Revista Opinión
Hace unos días compartí unas horas felices y tranquilas con un amigo. Hicimos fotos, conversamos, disfrutamos una buena comida y nos paseamos junto a los acantilados del río Duratón sobre los que se asoma la ermita de San Frutos. Escuchamos la música de la naturaleza, percibimos la paz y el silencio, probamos nuestros juguetes para fabricar imágenes, ignoramos juntos, por un buen rato, las estridencias abrumadoras que de un tiempo a esta parte han invadido nuestras vidas. De nuevo descubrí lo sencillo que es ser feliz. Y me volví a sorprender de que pueda parecer tan complicado y difícil a veces, demasiadas veces en el curso del tiempo.

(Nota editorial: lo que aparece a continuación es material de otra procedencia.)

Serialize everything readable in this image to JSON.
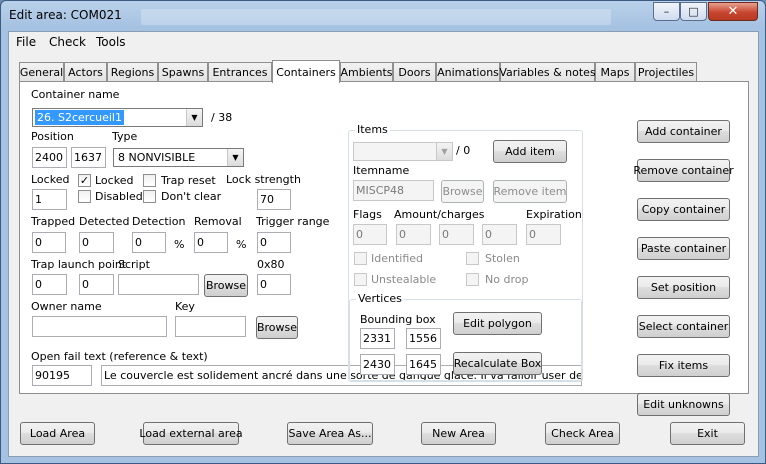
{
  "window": {
    "title": "Edit area: COM021"
  },
  "window_controls": {
    "minimize": "–",
    "maximize": "□",
    "close": "✕"
  },
  "menu": [
    "File",
    "Check",
    "Tools"
  ],
  "tabs": [
    "General",
    "Actors",
    "Regions",
    "Spawns",
    "Entrances",
    "Containers",
    "Ambients",
    "Doors",
    "Animations",
    "Variables & notes",
    "Maps",
    "Projectiles"
  ],
  "active_tab": "Containers",
  "container": {
    "name_label": "Container name",
    "name_value": "26. S2cercueil1",
    "count": "/ 38",
    "position_label": "Position",
    "pos_x": "2400",
    "pos_y": "1637",
    "type_label": "Type",
    "type_value": "8 NONVISIBLE",
    "locked_label": "Locked",
    "locked_value": "1",
    "chk_locked": "Locked",
    "chk_trap_reset": "Trap reset",
    "chk_disabled": "Disabled",
    "chk_dont_clear": "Don't clear",
    "lock_strength_label": "Lock strength",
    "lock_strength": "70",
    "trapped_label": "Trapped",
    "trapped": "0",
    "detected_label": "Detected",
    "detected": "0",
    "detection_label": "Detection",
    "detection": "0",
    "removal_label": "Removal",
    "removal": "0",
    "percent": "%",
    "trigger_range_label": "Trigger range",
    "trigger_range": "0",
    "trap_launch_label": "Trap launch point",
    "trap_x": "0",
    "trap_y": "0",
    "script_label": "Script",
    "script": "",
    "browse": "Browse",
    "hex_label": "0x80",
    "hex_value": "0",
    "owner_label": "Owner name",
    "owner": "",
    "key_label": "Key",
    "key": "",
    "open_fail_label": "Open fail text (reference & text)",
    "open_fail_ref": "90195",
    "open_fail_text": "Le couvercle est solidement ancré dans une sorte de gangue glace. Il va falloir user de la force."
  },
  "items": {
    "group_label": "Items",
    "count": "/ 0",
    "add_item": "Add item",
    "itemname_label": "Itemname",
    "itemname": "MISCP48",
    "browse": "Browse",
    "remove_item": "Remove item",
    "flags_label": "Flags",
    "amount_label": "Amount/charges",
    "expiration_label": "Expiration",
    "flags": "0",
    "amount1": "0",
    "amount2": "0",
    "amount3": "0",
    "expiration": "0",
    "identified": "Identified",
    "stolen": "Stolen",
    "unstealable": "Unstealable",
    "no_drop": "No drop"
  },
  "vertices": {
    "group_label": "Vertices",
    "bbox_label": "Bounding box",
    "x1": "2331",
    "y1": "1556",
    "x2": "2430",
    "y2": "1645",
    "edit_polygon": "Edit polygon",
    "recalc": "Recalculate Box"
  },
  "side_buttons": [
    "Add container",
    "Remove container",
    "Copy container",
    "Paste container",
    "Set position",
    "Select container",
    "Fix items",
    "Edit unknowns"
  ],
  "footer_buttons": [
    "Load Area",
    "Load external area",
    "Save Area As...",
    "New Area",
    "Check Area",
    "Exit"
  ]
}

Es evidente que por muchas puertas, edificios y fronteras que construyamos, la vida es libre y no tiene dueños. ¡Qué fácil contemplarlo mientras el viento agita las espigas y los buitres planean sobre el agua! Lo miramos con los sentidos y con la cámara, lo disfrutamos, lo preservamos, lo sabemos... Incluso estos artefactos audiovisuales con los que prologamos algunas vivencias en el tiempo a través de memorias, redes y pantallas digitales no son del todo nuestros aunque los hayamos comprado. En ellos están el trabajo y las ideas de quienes los inventan y desarrollan. Sí, alguien aportó también recursos financieros para fabricarlo, pero ¿de dónde ha salido ese dinero? No me acabo de tragar la martingala de los banqueros y de los grandes empresarios. Los que trabajamos no somos suyos, y el capital y los recursos con que maniobran de alguna manera son de todos. O sea, que cuando se los quieren apropiar nos los están robando...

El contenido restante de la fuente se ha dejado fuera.